1. Field of the Invention
The present invention relates to distributed computing networks, and deals more particularly with programmatic techniques for allocating memory among competing services in a distributed computing environment such that maximum benefit can be realized from the memory allocations (e.g., to improve client response time).
2. Description of the Related Art
The popularity of distributed computing networks and network computing has increased tremendously in recent years, due in large part to growing business and consumer use of the public Internet and the subset thereof known as the “World Wide Web” (or simply “Web”). Other types of distributed computing networks, such as corporate intranets and extranets, are also increasingly popular. As solutions providers focus on delivering improved Web-based computing, many of the solutions which are developed are adaptable to other distributed computing environments. Thus, references herein to the Internet and Web are for purposes of illustration and not of limitation.
Whereas the early Internet served primarily as a distributed file system in which human users could request delivery of already-generated static documents, the trend in recent years has been to add more and more dynamic and personalized aspects into the content that is served to requesters. However, many dynamically-generated documents also include static content, such as forms, graphic images, sound files, and other types of embedded objects. (Thus, discussions herein are primarily in terms of already-generated static content, but apply equivalently to static content which is incorporated into dynamically-generated documents or other types of dynamically-generated content.)
The number of objects involved in servicing a content request may range from a single stored object to a relatively large number of objects (often, on the order of tens of objects). (The terms “stored object” and “object” are used interchangeably herein to refer to an object or file which is stored on a storage medium—or which may, in some cases, be distributed across more than one storage medium. It should be noted that references herein to objects are not to be construed as limiting the present invention to the field of object-oriented programming. Furthermore, the term “content” as used herein is intended to be synonymous with one or more objects or files unless the reference context indicates otherwise.)
While some content requests are generated programmatically, many content requests have a human user waiting for a response. Returning responses quickly and efficiently can therefore be critical to user satisfaction and to the overall success of a Web site.
In a Web hosting or service provider environment where a number of services are hosted, the hosted services are in competition for the scarce (i.e., limited) resources that are available, such as central processing unit (“CPU”) time, storage resources, and memory. It is desirable to tune the system so that each hosted service has an appropriate amount of access to those resources, enabling the collection of services as a whole to offer optimal response time to their users. When allocating memory amongst the services to use for cache space, it is therefore desirable to determine which service(s) will benefit most from this resource allocation.

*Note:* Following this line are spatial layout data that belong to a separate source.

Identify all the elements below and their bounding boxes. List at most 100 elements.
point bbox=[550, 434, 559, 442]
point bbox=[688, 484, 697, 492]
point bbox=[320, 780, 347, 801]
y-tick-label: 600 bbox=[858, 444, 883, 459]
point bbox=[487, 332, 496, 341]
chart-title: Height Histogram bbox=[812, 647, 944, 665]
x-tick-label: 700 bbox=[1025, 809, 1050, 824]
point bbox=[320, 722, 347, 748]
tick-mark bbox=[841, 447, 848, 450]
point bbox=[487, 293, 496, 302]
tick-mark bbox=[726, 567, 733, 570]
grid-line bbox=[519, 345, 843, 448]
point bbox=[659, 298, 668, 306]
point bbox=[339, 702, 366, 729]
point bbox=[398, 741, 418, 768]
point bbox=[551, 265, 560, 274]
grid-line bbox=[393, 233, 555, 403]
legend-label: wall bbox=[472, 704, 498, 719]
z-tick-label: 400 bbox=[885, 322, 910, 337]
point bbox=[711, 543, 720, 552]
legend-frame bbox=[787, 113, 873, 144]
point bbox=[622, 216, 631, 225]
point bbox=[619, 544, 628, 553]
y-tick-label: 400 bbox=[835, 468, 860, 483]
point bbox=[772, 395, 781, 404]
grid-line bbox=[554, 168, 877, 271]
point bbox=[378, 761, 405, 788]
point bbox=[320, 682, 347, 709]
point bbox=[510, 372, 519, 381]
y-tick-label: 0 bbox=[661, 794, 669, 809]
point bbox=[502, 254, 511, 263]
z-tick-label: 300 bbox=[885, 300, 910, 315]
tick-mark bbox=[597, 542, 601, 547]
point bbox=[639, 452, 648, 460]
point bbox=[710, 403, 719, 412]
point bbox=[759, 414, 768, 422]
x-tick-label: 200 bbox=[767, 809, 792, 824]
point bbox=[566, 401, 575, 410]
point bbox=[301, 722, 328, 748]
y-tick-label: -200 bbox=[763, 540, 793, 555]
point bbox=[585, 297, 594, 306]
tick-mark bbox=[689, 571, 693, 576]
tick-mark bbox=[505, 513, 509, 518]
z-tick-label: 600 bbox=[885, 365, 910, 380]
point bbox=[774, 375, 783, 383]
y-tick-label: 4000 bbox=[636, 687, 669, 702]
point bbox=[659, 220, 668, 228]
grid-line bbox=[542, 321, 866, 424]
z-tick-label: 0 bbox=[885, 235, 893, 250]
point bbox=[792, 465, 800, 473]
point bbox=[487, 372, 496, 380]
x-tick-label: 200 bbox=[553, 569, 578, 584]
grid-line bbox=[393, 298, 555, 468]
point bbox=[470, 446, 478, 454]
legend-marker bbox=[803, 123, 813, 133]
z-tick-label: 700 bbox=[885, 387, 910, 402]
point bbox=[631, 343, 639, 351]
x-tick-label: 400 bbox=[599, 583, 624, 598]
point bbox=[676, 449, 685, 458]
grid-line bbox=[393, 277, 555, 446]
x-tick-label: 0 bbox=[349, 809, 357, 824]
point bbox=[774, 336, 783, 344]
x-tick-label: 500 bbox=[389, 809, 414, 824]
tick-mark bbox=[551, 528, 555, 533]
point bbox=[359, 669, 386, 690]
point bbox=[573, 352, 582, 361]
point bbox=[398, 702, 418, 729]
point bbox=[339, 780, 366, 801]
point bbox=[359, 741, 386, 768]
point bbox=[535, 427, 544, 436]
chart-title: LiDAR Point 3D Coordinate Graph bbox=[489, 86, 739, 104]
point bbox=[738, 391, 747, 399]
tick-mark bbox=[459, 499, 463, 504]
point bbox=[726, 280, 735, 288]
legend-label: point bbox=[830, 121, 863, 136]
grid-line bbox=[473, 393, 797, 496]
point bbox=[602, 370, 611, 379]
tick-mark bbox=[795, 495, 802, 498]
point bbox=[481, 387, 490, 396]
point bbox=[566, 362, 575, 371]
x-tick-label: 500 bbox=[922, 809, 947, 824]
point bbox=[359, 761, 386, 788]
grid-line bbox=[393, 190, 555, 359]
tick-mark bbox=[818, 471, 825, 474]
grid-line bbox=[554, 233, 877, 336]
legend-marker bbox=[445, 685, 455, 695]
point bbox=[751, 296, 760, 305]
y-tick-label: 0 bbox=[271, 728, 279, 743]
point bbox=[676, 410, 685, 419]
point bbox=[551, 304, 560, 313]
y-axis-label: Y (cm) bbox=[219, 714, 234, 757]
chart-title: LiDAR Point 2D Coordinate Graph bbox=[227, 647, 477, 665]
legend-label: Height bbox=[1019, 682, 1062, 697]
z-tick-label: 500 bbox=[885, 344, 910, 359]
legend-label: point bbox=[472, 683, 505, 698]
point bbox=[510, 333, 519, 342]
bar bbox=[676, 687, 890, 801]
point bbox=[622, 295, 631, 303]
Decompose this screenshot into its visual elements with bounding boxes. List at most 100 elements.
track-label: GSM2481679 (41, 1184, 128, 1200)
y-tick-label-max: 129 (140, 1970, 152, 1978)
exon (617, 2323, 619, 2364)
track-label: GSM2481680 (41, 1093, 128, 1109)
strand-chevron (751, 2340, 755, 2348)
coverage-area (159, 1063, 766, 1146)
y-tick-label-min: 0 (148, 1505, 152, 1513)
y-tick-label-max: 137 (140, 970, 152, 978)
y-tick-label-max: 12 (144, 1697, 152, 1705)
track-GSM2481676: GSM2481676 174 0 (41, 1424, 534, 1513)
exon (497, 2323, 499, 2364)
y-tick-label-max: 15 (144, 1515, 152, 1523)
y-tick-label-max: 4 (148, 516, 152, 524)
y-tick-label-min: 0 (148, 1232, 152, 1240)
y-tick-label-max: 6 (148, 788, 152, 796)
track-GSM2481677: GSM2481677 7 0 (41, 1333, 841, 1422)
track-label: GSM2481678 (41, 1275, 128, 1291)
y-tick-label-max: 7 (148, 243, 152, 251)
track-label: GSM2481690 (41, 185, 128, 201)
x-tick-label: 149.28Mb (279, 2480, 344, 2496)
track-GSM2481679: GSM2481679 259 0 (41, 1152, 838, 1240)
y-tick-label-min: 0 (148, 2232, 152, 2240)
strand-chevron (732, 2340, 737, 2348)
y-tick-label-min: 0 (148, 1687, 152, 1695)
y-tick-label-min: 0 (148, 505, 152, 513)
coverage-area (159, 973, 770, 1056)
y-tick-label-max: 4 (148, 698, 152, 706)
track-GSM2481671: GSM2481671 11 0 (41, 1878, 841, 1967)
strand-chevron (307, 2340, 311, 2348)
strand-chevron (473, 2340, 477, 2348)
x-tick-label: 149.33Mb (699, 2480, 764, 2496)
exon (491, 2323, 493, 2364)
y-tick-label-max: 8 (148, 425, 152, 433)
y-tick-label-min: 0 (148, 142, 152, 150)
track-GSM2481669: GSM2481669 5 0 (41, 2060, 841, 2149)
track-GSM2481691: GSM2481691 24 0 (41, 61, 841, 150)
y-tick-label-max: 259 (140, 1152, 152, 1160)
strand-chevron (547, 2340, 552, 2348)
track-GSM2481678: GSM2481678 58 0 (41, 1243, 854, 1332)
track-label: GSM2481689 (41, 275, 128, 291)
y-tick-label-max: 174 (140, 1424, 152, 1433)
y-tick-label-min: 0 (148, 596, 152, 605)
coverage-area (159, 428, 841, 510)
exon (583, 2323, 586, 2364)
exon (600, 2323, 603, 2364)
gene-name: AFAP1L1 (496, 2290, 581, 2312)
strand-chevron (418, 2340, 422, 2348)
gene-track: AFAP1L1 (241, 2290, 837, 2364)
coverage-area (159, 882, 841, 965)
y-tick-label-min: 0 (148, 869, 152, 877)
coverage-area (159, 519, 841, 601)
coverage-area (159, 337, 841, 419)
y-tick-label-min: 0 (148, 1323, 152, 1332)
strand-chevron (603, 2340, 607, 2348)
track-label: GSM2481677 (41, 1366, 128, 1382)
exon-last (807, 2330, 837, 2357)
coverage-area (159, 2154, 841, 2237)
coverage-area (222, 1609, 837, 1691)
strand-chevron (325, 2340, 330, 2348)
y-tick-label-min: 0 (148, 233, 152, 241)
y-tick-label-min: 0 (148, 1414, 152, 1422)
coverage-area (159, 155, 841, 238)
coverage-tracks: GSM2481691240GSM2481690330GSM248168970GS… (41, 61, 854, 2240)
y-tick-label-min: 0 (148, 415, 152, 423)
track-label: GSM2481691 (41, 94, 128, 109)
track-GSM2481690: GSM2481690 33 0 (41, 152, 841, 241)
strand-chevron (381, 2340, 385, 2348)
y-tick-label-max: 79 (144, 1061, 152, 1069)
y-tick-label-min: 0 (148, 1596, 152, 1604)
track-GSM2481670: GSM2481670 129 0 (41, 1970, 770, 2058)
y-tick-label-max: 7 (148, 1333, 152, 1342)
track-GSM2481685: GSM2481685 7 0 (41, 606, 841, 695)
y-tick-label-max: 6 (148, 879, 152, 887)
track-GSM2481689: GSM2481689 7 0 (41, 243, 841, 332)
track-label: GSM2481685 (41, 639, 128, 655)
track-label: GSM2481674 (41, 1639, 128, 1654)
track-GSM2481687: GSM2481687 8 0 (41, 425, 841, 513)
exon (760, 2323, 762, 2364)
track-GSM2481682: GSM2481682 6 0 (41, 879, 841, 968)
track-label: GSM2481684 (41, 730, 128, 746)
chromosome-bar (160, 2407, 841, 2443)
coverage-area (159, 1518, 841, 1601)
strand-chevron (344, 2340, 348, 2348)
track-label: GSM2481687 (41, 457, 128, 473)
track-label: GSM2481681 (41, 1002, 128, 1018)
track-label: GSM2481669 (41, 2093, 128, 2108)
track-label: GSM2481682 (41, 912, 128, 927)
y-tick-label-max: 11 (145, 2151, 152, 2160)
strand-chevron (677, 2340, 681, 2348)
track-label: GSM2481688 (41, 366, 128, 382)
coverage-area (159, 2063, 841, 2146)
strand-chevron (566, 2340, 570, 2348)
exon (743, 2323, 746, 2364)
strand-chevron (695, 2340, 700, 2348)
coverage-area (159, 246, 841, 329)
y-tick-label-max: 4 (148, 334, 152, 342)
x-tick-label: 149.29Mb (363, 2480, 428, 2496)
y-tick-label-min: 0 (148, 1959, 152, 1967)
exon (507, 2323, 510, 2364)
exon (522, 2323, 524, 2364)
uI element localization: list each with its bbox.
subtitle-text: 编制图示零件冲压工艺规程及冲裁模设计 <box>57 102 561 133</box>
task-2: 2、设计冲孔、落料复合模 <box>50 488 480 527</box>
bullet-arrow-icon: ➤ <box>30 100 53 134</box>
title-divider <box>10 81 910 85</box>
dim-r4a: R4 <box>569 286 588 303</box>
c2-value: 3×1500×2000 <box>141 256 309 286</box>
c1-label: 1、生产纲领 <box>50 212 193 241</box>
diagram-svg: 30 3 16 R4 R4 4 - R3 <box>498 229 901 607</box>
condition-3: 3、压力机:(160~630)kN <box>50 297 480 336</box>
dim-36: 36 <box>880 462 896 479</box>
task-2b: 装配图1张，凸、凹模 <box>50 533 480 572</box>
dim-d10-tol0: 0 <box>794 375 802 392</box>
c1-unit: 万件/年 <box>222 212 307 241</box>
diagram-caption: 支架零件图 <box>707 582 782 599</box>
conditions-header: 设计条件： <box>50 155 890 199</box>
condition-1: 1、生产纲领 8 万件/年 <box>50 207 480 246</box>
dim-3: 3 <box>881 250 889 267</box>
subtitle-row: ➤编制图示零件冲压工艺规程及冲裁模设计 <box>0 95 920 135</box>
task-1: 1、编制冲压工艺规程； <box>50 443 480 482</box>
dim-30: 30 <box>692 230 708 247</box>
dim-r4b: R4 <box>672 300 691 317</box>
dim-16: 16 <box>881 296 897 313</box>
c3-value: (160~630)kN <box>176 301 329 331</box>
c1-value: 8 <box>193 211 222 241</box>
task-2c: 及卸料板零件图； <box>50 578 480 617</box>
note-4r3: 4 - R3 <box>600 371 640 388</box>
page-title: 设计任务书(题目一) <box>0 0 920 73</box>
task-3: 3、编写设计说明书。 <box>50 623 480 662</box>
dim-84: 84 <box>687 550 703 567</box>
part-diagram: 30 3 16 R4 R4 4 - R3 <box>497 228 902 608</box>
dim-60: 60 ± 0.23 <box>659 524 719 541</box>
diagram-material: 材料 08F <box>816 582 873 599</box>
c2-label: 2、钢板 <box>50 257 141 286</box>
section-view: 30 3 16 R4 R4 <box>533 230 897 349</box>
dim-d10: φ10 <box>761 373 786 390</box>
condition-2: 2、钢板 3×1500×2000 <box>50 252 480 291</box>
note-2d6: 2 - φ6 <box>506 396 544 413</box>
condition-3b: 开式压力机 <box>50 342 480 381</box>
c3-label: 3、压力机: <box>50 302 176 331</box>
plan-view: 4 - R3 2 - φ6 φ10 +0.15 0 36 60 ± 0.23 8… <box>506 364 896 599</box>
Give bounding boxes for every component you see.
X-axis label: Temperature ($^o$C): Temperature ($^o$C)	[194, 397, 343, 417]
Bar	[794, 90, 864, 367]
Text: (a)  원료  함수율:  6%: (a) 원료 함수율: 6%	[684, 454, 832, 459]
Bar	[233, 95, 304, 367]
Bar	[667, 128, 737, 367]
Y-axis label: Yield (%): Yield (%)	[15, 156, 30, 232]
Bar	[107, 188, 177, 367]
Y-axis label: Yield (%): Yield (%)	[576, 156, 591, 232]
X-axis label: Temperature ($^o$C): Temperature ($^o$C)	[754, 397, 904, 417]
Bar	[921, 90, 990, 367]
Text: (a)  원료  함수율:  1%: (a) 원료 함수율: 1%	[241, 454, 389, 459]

As is well known in the art, caching reduces the number of requests that reach the Web servers, thereby improving response time (and also reducing processing load on devices upstream from the cache). When content cannot be served from cache, the content requests come to a Web server. This is commonly referred to as a “cache miss”, whereas finding content that can be served from cache is referred to as a “cache hit”.
A “cache hit ratio” is defined as the number of references to objects in the cache, divided by the total number of references for all objects. (For purposes of the present invention, cache hit ratios are preferably expressed in terms of each particular service offered by the Web hosting environment.) Typical cache replacement algorithms seek to maximize the cache hit ratio (with perhaps some caveats for considering the cost of replacing some cached objects, and balancing this cost against the improvements in the cache hit ratio).
Response time is longer for objects that have a cache miss, due to the added cost of retrieving the object from storage. If the cache hit ratio for a particular service “S” is low (i.e., there are a large number of cache misses), relative to the other hosted services, it may be desirable to allocate more memory for caching the objects of service S, to thereby reduce the response time for servicing S's client requests.
Accordingly, what is needed are improved techniques for allocating memory for cache storage space among competing services in a distributed computing environment.